Managing the solid flocculation in high-density drilling fluids is a challenge in drilling operations. A weighting material such as manganese tetroxide is used to formulate drilling fluids at density requirements for deep drilling because of its high specific gravity (i.e. 4.8). However, the microsized particles, surface charge, and presence of biopolymers increase the tendency to agglomerate and, thus, promote sagging. Developing a good dispersant is critical for a successful drilling operation, especially in HP/HT conditions.
The dispersion of Mn3O4 particles in aqueous solutions was evaluated through visual transparency testing and a PC-2200 Spectrek laser particle analyzer. A Mastersizer 2000 was used to obtain the particle size distribution and specific surface area of Mn3O4 particles. TGA and variable speed mixers were used to assess the thermal stability and compatibility. Rheology and sagging tendency were evaluated using a Fan 35A viscometer and density variation measurements. The microstructure of Mn3O4-based filter cake was interpreted through SEM to identify the aggregation of solid particles. The effect of CaCl2 on the solubility and dispersion of Mn3O4 particles in aqueous dispersant solutions was considered in the experimental study. The drilling fluids were aged at 400°F.

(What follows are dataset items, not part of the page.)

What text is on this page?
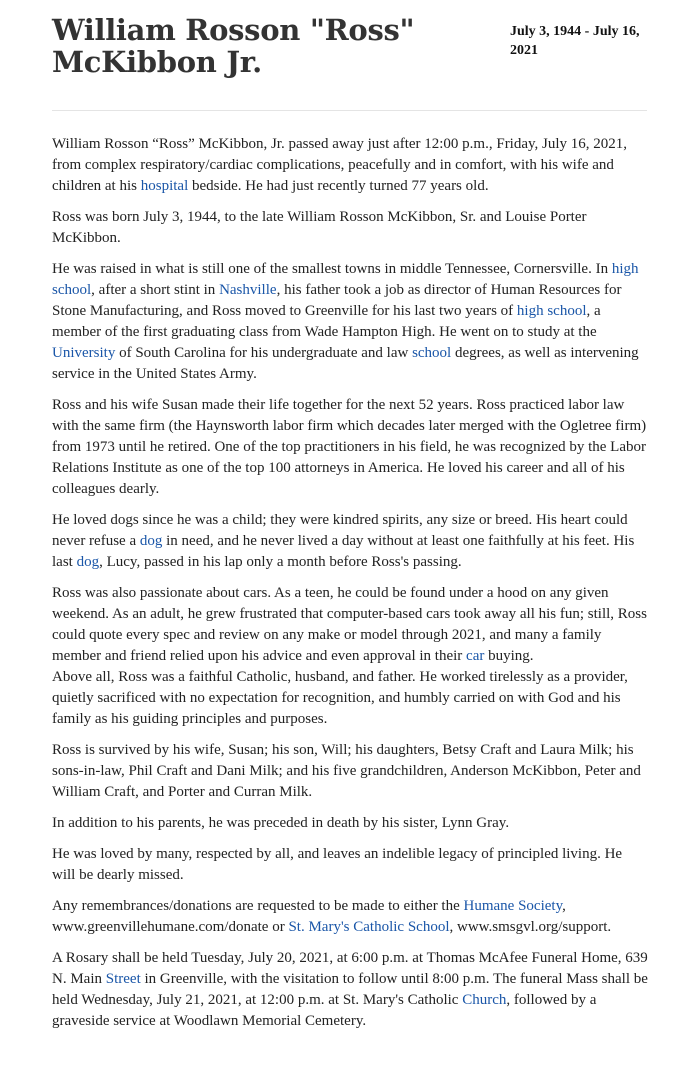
William Rosson "Ross" McKibbon Jr.
July 3, 1944 - July 16, 2021

William Rosson “Ross” McKibbon, Jr. passed away just after 12:00 p.m., Friday, July 16, 2021, from complex respiratory/cardiac complications, peacefully and in comfort, with his wife and children at his hospital bedside. He had just recently turned 77 years old.

Ross was born July 3, 1944, to the late William Rosson McKibbon, Sr. and Louise Porter McKibbon.

He was raised in what is still one of the smallest towns in middle Tennessee, Cornersville. In high school, after a short stint in Nashville, his father took a job as director of Human Resources for Stone Manufacturing, and Ross moved to Greenville for his last two years of high school, a member of the first graduating class from Wade Hampton High. He went on to study at the University of South Carolina for his undergraduate and law school degrees, as well as intervening service in the United States Army.

Ross and his wife Susan made their life together for the next 52 years. Ross practiced labor law with the same firm (the Haynsworth labor firm which decades later merged with the Ogletree firm) from 1973 until he retired. One of the top practitioners in his field, he was recognized by the Labor Relations Institute as one of the top 100 attorneys in America. He loved his career and all of his colleagues dearly.

He loved dogs since he was a child; they were kindred spirits, any size or breed. His heart could never refuse a dog in need, and he never lived a day without at least one faithfully at his feet. His last dog, Lucy, passed in his lap only a month before Ross's passing.

Ross was also passionate about cars. As a teen, he could be found under a hood on any given weekend. As an adult, he grew frustrated that computer-based cars took away all his fun; still, Ross could quote every spec and review on any make or model through 2021, and many a family member and friend relied upon his advice and even approval in their car buying.

Above all, Ross was a faithful Catholic, husband, and father. He worked tirelessly as a provider, quietly sacrificed with no expectation for recognition, and humbly carried on with God and his family as his guiding principles and purposes.

Ross is survived by his wife, Susan; his son, Will; his daughters, Betsy Craft and Laura Milk; his sons-in-law, Phil Craft and Dani Milk; and his five grandchildren, Anderson McKibbon, Peter and William Craft, and Porter and Curran Milk.

In addition to his parents, he was preceded in death by his sister, Lynn Gray.

He was loved by many, respected by all, and leaves an indelible legacy of principled living. He will be dearly missed.

Any remembrances/donations are requested to be made to either the Humane Society, www.greenvillehumane.com/donate or St. Mary's Catholic School, www.smsgvl.org/support.

A Rosary shall be held Tuesday, July 20, 2021, at 6:00 p.m. at Thomas McAfee Funeral Home, 639 N. Main Street in Greenville, with the visitation to follow until 8:00 p.m. The funeral Mass shall be held Wednesday, July 21, 2021, at 12:00 p.m. at St. Mary's Catholic Church, followed by a graveside service at Woodlawn Memorial Cemetery.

Several dispersants showed high potential to disperse manganese tetroxide particles in water-based drilling fluids. The dispersants examined showed particle settling times from 0.03 to 24 hours. Zeta potential measurements showed a region of dispersion stability at a pH from 6 to 11 for lignosulfonate and sulfonic acid-based dispersants. Zeta potential and particle settling tests indicated that dispersion with sulfonic based copolymer is more effective than that of benzene sulfonic acid. Zeta potential values increased with temperature in sulfonic acid-based dispersant (i.e., 77 and 120°F). Zeta potential and transparency experiments showed that the optimum dispersant concentration was below 1 wt% and nearly 0.5 wt%. TGA analysis showed that the acrylates- and lignosulfonate-based dispersants were thermally stable between 300 and 500°F. SEM images of filter cake showed that aggregation of particles was reduced when acrylic based dispersant was used in clay contaminated drilling fluid. In most cases, the rheological behavior (i.e, shear stresses and viscosities) of clay contaminated and non-contaminated drilling fluids (17.5 and 20 lbm/gal) before/after heat aging at 400°F was lower in the presence of dispersants. Dispersant solutions with NaCl had varying compatibilities and particle settling interactions. The settling times of manganese tetroxide particles were lower, higher, or did not change for several dispersant solutions at 5 and 10 wt% NaCl. The sagging tendency of clay contaminated and non-contaminated drilling fluids was improved in the presence of dispersants. For instance, the sag factor was reduced from 0.55 to 0.51 in clay and rock salt contaminated drilling fluids when acrylic based copolymer was used.